Fortunately, advances in the machine learning algorithms that underlie some MT platforms have given rise to enhanced MT workflows. Enhanced MT materially increases the quality of MT and more reasonably strikes a balance between the need to meaningfully review documents relating to the transaction and the costs and burdens of substantial compliance.
Similar to TAR, machine translation at its core is a prediction mechanism that is based on training. Simply put, the engine predicts the most likely translation based on the data it was trained with. Many aspects of the training process can be optimized to a particular data set with the right expertise.
There are two main MT enhancement workflows focused on the creation of task-specific training data: back translation and segment correction. Under these workflows, rather than using a generally trained, off-the-shelf engine, one or both of these data augmentation techniques may be employed to further train the engine using a custom data set for the project. The resulting content-customized engine materially increases the MT quality to a level that satisfies regulatory expectations without breaking the bank.
Of the two techniques, back translation training is faster and less costly, but the tradeoff is that it yields a more modest improvement in engine performance (up to 10% over an off-the-shelf MT engine). Segment correction, on the other hand, is more costly and time-consuming than back translation (albeit far less costly than human translation), but will result in up to 30% increased accuracy over a purely off-the-shelf MT engine.
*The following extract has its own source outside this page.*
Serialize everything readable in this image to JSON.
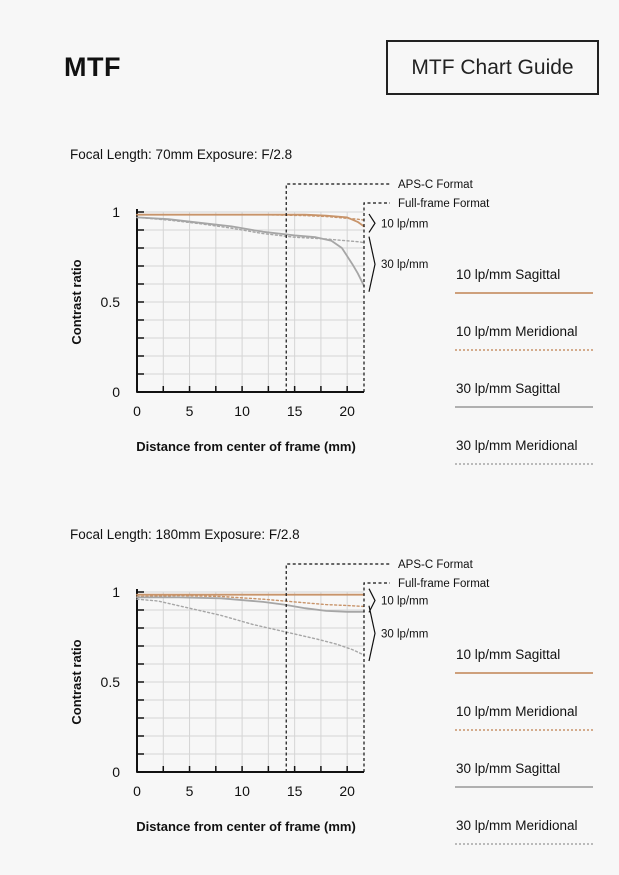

With either approach to enhanced MT, it is important to reflect on what “quality” means. In this instance, quality means MT that more adequately carries the message from the source document and makes more appropriate use of industry-specific terminology, while maintaining a high level of fluency. Quality builds trust in MT, so when producing high quality MT, regulators will likely request fewer human translations. This quickens their review of the deal while lowering overall costs.